3dmentat - Fotolia
- Jon Toigo, Toigo Partners International
Many IT managers look at data growth rates with trepidation. For years, larger shops have hosted files and objects on dedicated NAS platforms, using the latest technologies from vendors such as NetApp and Dell EMC Isilon to handle the growth. However, traditional NAS appliances aren't scalable enough to consolidate proliferating secondary storage workloads, including file and object, backup and archive, testing and development, and analytics. These appliances are fast becoming silos that complicate data sharing and make infrastructure management a Herculean undertaking.
We need a replacement architecture that delivers scalability, reduces the management burden, bends the capacity-demand curve to slow the need for capacity acquisitions and improves workload and data productivity. This is the thinking behind Mohit Aron's latest storage venture, Cohesity and its hyper-converged secondary storage.
The problem with NAS
Data has grown at an accelerated rate over the last few years and is expected to continue to do so for the foreseeable future. Unstructured data, both files and objects, is a significant contributor to this growth and is usually directed to NAS or other file server configuration storage silos. There are many problems that mostly center on complexity and cost.
With NAS platforms, vertical scalability is limited. You can only fill the crate with so many hard drives or SSDs. NAS is essentially a thin server bolted to an array, usually with an expensive memory buffer on a feature card to spoof applications so they don't see any latency in write operations. Once all the slots are filled, your only choice is to deploy more appliances and scale horizontally.
In addition to hardware, horizontal scaling requires more thin server software licenses. Moreover, to build a coherent, expanded silo, you may also need software to help the individual appliances work in a group. And specialty software may be needed to establish and maintain a global namespace over pooled hardware so you can see files in a one-throat-to-choke manner. There are many shortcomings to this strategy, with several ways to break the storage, including corrupted namespaces, pooled hardware failures and failover errors. It also has a cost model that grows unpredictably, because of differences in storage architecture, topology and protocols over time.
An alternative architecture
Cohesity started as an effort to solve some of the woes of backup, said Aron, the company's CEO. The goal was to establish a secondary storage platform that could support unlimited web-scale capacity -- both on premises and in clouds -- without a lot of administrative or managerial intervention. A fan of deduplication, Aron wanted to make this and other functionality available across the secondary storage platform rather than as value-add software on individual appliances or arrays.
Aron is a veteran of Nutanix, which did something similar with primary storage, using software-defined storage and hyper-converged infrastructure technology and architecture to provide a platform for mission-critical workloads.

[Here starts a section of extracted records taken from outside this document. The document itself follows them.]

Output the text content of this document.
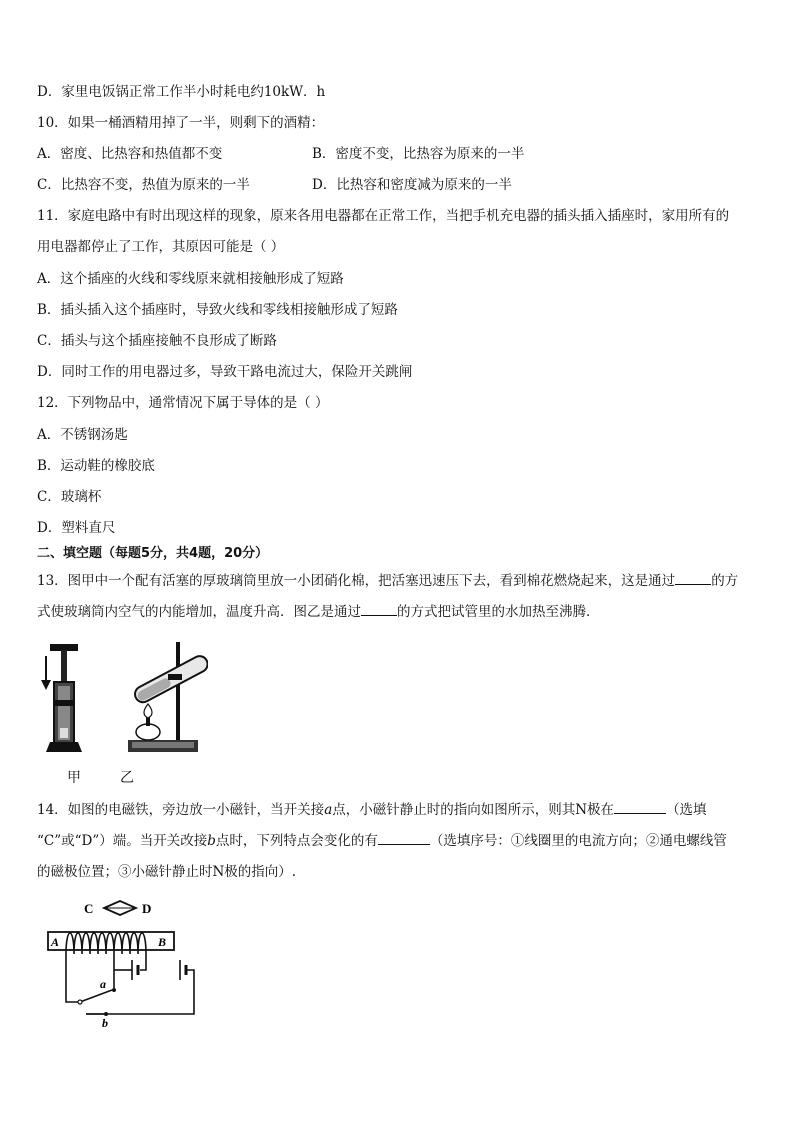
D．家里电饭锅正常工作半小时耗电约10kW．h
10．如果一桶酒精用掉了一半，则剩下的酒精：
A．密度、比热容和热值都不变	B．密度不变，比热容为原来的一半
C．比热容不变，热值为原来的一半	D．比热容和密度减为原来的一半
11．家庭电路中有时出现这样的现象，原来各用电器都在正常工作，当把手机充电器的插头插入插座时，家用所有的
用电器都停止了工作，其原因可能是（ ）
A．这个插座的火线和零线原来就相接触形成了短路
B．插头插入这个插座时，导致火线和零线相接触形成了短路
C．插头与这个插座接触不良形成了断路
D．同时工作的用电器过多，导致干路电流过大，保险开关跳闸
12．下列物品中，通常情况下属于导体的是（ ）
A．不锈钢汤匙
B．运动鞋的橡胶底
C．玻璃杯
D．塑料直尺
二、填空题（每题5分，共4题，20分）
13．图甲中一个配有活塞的厚玻璃筒里放一小团硝化棉，把活塞迅速压下去，看到棉花燃烧起来，这是通过	的方
式使玻璃筒内空气的内能增加，温度升高．图乙是通过	的方式把试管里的水加热至沸腾．
甲	乙
14．如图的电磁铁，旁边放一小磁针，当开关接a点，小磁针静止时的指向如图所示，则其N极在	（选填
“C”或“D”）端。当开关改接b点时，下列特点会变化的有	（选填序号：①线圈里的电流方向；②通电螺线管
的磁极位置；③小磁针静止时N极的指向）.
C	D
A	B
a
b
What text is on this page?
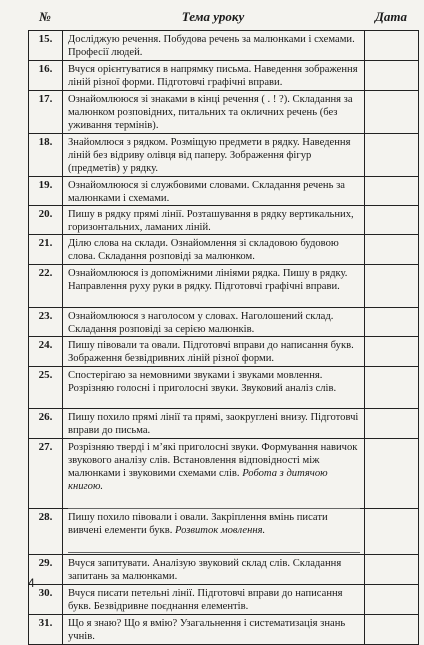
№	Тема уроку	Дата
15.	Досліджую речення. Побудова речень за малюнками і схемами. Професії людей.
16.	Вчуся орієнтуватися в напрямку письма. Наведення зображення ліній різної форми. Підготовчі графічні вправи.
17.	Ознайомлююся зі знаками в кінці речення ( . ! ?). Складання за малюнком розповідних, питальних та окличних речень (без уживання термінів).
18.	Знайомлюся з рядком. Розміщую предмети в рядку. Наведення ліній без відриву олівця від паперу. Зображення фігур (предметів) у рядку.
19.	Ознайомлююся зі службовими словами. Складання речень за малюнками і схемами.
20.	Пишу в рядку прямі лінії. Розташування в рядку вертикальних, горизонтальних, ламаних ліній.
21.	Ділю слова на склади. Ознайомлення зі складовою будовою слова. Складання розповіді за малюнком.
22.	Ознайомлююся із допоміжними лініями рядка. Пишу в рядку. Направлення руху руки в рядку. Підготовчі графічні вправи.
23.	Ознайомлююся з наголосом у словах. Наголошений склад. Складання розповіді за серією малюнків.
24.	Пишу півовали та овали. Підготовчі вправи до написання букв. Зображення безвідривних ліній різної форми.
25.	Спостерігаю за немовними звуками і звуками мовлення. Розрізняю голосні і приголосні звуки. Звуковий аналіз слів.
26.	Пишу похило прямі лінії та прямі, заокруглені внизу. Підготовчі вправи до письма.
27.	Розрізняю тверді і м’які приголосні звуки. Формування навичок звукового аналізу слів. Встановлення відповідності між малюнками і звуковими схемами слів. Робота з дитячою книгою.
28.	Пишу похило півовали і овали. Закріплення вмінь писати вивчені елементи букв. Розвиток мовлення.
29.	Вчуся запитувати. Аналізую звуковий склад слів. Складання запитань за малюнками.
30.	Вчуся писати петельні лінії. Підготовчі вправи до написання букв. Безвідривне поєднання елементів.
31.	Що я знаю? Що я вмію? Узагальнення і систематизація знань учнів.
4
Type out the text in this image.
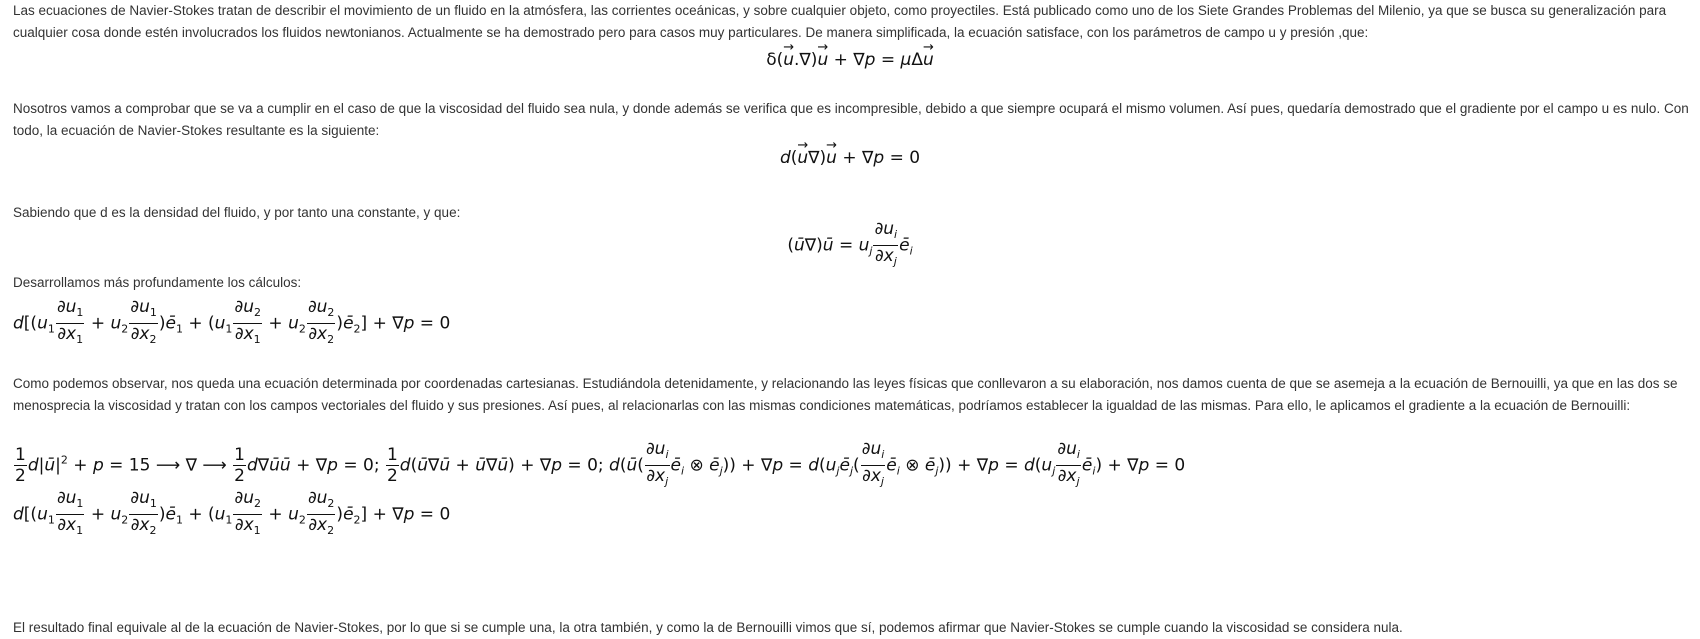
Las ecuaciones de Navier-Stokes tratan de describir el movimiento de un fluido en la atmósfera, las corrientes oceánicas, y sobre cualquier objeto, como proyectiles. Está publicado como uno de los Siete Grandes Problemas del Milenio, ya que se busca su generalización para cualquier cosa donde estén involucrados los fluidos newtonianos. Actualmente se ha demostrado pero para casos muy particulares. De manera simplificada, la ecuación satisface, con los parámetros de campo u y presión ,que:

δ(→ u.∇)→ u + ∇p = μΔ→ u

Nosotros vamos a comprobar que se va a cumplir en el caso de que la viscosidad del fluido sea nula, y donde además se verifica que es incompresible, debido a que siempre ocupará el mismo volumen. Así pues, quedaría demostrado que el gradiente por el campo u es nulo. Con todo, la ecuación de Navier-Stokes resultante es la siguiente:

d(→ u∇)→ u + ∇p = 0

Sabiendo que d es la densidad del fluido, y por tanto una constante, y que:

(ū∇)ū = $u_j \frac{\partial u_i}{\partial x_j}$ $ē_i$

Desarrollamos más profundamente los cálculos:

$d[(u_1 \frac{\partial u_1}{\partial x_1} + u_2 \frac{\partial u_1}{\partial x_2}$ )$ē_1 + (u_1 \frac{\partial u_2}{\partial x_1} + u_2 \frac{\partial u_2}{\partial x_2}$ )$ē_2] + \nabla p = 0$

Como podemos observar, nos queda una ecuación determinada por coordenadas cartesianas. Estudiándola detenidamente, y relacionando las leyes físicas que conllevaron a su elaboración, nos damos cuenta de que se asemeja a la ecuación de Bernouilli, ya que en las dos se menosprecia la viscosidad y tratan con los campos vectoriales del fluido y sus presiones. Así pues, al relacionarlas con las mismas condiciones matemáticas, podríamos establecer la igualdad de las mismas. Para ello, le aplicamos el gradiente a la ecuación de Bernouilli:

$\frac{1}{2}$ $d|ū|^2 + p = 15$ ⟶ ∇ ⟶ $\frac{1}{2}$ d∇ūū + ∇p = 0; $\frac{1}{2}$ d(ū∇ū + ū∇ū) + ∇p = 0; d(ū( $\frac{\partial u_i}{\partial x_j}$ $ē_i$ ⊗ $ē_j)) + \nabla p$ = $d(u_jē_j( \frac{\partial u_i}{\partial x_j}$ $ē_i$ ⊗ $ē_j)) + \nabla p = d(u_j \frac{\partial u_i}{\partial x_j}$ $ē_i) + \nabla p = 0$
$d[(u_1 \frac{\partial u_1}{\partial x_1} + u_2 \frac{\partial u_1}{\partial x_2}$ )$ē_1 + (u_1 \frac{\partial u_2}{\partial x_1} + u_2 \frac{\partial u_2}{\partial x_2}$ )$ē_2] + \nabla p = 0$

El resultado final equivale al de la ecuación de Navier-Stokes, por lo que si se cumple una, la otra también, y como la de Bernouilli vimos que sí, podemos afirmar que Navier-Stokes se cumple cuando la viscosidad se considera nula.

As a developer of the Google File System, Aron had the right stuff to create Cohesity's hyper-converged secondary storage platform.
The company touts the benefits of hyper-converged secondary storage for various applications, including file and object storage. And the platform does seem to be an improvement over traditional NAS in the following ways:
- Hyper-convergence. Cohesity's platform is hyper-converged, meaning you're dealing with a clustered storage node model that's managed as a single set of resources to host all data from secondary storage workloads that are fragmented and siloed in traditional NAS storage models. This simplifies both the management of the infrastructure and the access to data stored there.
- Web-scale. Cohesity hyper-converged secondary storage features unlimited scalability with universal deduplication. It's among the first with global, variable, block-level data reduction. Start as small as three nodes and scale up at will without a lot of hassle.
- Productivity. You can share data among workloads directly rather than requiring data-copy sharing. Global indexing and searching helps you find the data you need, and in-place analytics supports queries and trend analysis, while also improving the ability of different workloads to use data.
- Multi-cloud. Cohesity's hyper-converged secondary storage can span from the data center's edge to multiple public and private clouds to capitalize on cloud elasticity and economics, while using data wherever it's placed in the infrastructure.
Checking all the right boxes
Cohesity is proud of its SpanFS distributed file system, the root of the secondary storage platform's advanced functionality. The company's consistency guarantee, where its hyper-converged secondary storage writes to multiple nodes before acknowledging a write, is particularly noteworthy. This approach is different from NAS products, which deliver eventually consistent writes, where data is written to a cache until it finally writes to the back-end storage and can result in data loss if certain interruption events occur.
Add fully linear performance scaling and a bunch of data protection features -- such as erasure coding, including ratios of 2-to-1, 4-to-2 and 5-to-2 and replication factor -- to the functionality story, and it appears Cohesity's file and object storage platform checks all the right tech boxes. Plus, the product is sold on a pay-as-you-grow basis, eliminating the forced forklift upgrade and warranty renewal models of NAS vendors.
It's clear, out-of-the-box thinking is required to cope with the looming unstructured data deluge. Rather than bolting on additional features or functions to an appliance model, Cohesity's approach is worth a look.